Seventy-five years ago, on this date, March 5, 1946, Winston Churchill outlined his vision of the essentials for a lasting global peace and mutual security after the horrors of World War II. In his own words, this required the full strength of “The Sinews of Peace,” the forthright commitment of democracies to “stand together in strict adherence to the principles of the United Nations Charter,” so that “their influence for furthering those principles will be immense and no one is likely to molest them.” He underscored the special accountability that accompanied the United States’ position at the pinnacle of world power in this system. In 1991, there was every reason to believe Churchill’s words had been prophetic. The collective strength of democracy had overcome a totalitarian communist system. But against the advice of Mikhail Gorbachev, who spoke from the same stage as Churchill in 1992, the world missed yet another opportunity to unite in democracy.

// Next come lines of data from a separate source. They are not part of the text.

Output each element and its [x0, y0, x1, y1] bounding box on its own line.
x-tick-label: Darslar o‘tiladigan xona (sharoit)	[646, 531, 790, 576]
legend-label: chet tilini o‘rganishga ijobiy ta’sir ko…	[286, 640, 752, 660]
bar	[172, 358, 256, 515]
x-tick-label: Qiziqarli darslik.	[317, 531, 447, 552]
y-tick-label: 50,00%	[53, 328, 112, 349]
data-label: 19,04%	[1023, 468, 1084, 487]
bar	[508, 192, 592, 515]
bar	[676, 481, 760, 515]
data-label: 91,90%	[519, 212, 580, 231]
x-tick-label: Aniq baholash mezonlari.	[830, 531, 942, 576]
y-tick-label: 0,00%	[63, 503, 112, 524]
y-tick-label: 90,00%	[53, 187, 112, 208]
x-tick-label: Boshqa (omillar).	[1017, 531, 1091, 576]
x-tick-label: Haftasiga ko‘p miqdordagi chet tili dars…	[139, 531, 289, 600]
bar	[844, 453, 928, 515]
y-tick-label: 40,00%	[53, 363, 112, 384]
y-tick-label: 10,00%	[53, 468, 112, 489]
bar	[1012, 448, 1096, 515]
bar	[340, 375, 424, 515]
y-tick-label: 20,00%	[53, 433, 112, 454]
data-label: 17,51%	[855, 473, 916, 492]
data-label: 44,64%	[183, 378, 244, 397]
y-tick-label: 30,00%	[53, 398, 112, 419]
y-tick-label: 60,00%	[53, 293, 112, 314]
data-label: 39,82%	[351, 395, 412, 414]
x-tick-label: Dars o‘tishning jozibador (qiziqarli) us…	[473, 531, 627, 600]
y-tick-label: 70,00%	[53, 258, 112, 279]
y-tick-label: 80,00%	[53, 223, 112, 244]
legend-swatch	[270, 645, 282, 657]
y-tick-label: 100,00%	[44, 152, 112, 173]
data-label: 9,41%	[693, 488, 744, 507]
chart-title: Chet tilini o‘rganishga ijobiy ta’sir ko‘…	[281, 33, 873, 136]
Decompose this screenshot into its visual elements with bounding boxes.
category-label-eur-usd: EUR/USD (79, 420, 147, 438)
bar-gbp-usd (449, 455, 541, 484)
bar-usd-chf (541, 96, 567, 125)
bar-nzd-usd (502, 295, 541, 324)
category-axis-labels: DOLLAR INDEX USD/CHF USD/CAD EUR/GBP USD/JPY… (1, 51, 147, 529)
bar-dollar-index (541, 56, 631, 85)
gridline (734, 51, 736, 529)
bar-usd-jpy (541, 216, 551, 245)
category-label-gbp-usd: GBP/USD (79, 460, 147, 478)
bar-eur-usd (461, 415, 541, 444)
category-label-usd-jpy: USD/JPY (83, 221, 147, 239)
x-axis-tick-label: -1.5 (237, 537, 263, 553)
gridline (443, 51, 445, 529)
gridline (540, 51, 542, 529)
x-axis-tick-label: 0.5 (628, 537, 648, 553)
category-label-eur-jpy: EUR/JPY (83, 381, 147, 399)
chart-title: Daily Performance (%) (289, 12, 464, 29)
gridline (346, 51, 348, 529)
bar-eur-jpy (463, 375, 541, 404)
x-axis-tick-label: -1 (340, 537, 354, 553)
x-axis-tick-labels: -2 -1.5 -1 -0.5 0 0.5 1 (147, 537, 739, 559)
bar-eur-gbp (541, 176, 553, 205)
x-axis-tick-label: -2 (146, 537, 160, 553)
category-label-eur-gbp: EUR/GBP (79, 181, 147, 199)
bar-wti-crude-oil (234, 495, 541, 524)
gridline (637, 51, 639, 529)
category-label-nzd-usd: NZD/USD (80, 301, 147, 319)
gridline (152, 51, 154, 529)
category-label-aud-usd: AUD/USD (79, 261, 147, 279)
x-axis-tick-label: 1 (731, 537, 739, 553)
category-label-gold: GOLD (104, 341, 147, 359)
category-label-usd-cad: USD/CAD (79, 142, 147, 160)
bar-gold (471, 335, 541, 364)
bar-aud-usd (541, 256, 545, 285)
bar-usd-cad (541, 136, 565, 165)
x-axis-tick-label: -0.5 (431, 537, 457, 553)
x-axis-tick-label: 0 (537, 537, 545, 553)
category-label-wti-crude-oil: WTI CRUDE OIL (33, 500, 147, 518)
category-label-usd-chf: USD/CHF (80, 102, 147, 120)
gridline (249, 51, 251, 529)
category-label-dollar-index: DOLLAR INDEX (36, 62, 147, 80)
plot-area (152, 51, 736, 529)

Today, the consequences of this missed opportunity haunt international relations. Rather than ushering in an age of global democracy, the years since the collapse of the Soviet Union have bore witness to the resurgence of anti-democratic regimes. The Russian Federation, a democracy in name only, has annexed territory, interfered in foreign elections, carried out cyberwarfare and hybrid warfare attacks, supported coup attempts, and bolstered authoritarianism across the globe. The People’s Republic of China, an authoritarian regime masquerading as a socialist utopia, has spread the tendrils of its soft power to countless democracies, both backsliding and developed, with promises of economic investment, cheap infrastructure, and technological innovation. The convergence of these Great Powers, alongside the surge of undemocratic regimes within their sphere of influence, has once more bifurcated the world between democracy and authoritarianism. Along the authoritarian axis, undemocratic regimes do not express “faith in each other’s purpose, hope in each other’s future, and charity towards each other’s shortcomings.” Instead, they actively undermine the construction of the “Temple of Peace” with workmen who are more interested in laying the foundation of their own dominion.

In this environment, the United States has both rejected and ignored the weight of its responsibility in recent memory, falling “below the level of achievement” that Churchill prescribed. We are now faced with “the long reproaches of the after-time.” In recent years, we have ceased “to proclaim in fearless tones the great principles of freedom” and rights of humankind. The retreat of democracy, however, is neither inevitable nor irreversible. We can once more “preach what we practice” and “practice what we preach.” It begins with the renewed fraternal association of democracies and the United States reassuming its mantle as the first among democratic equals.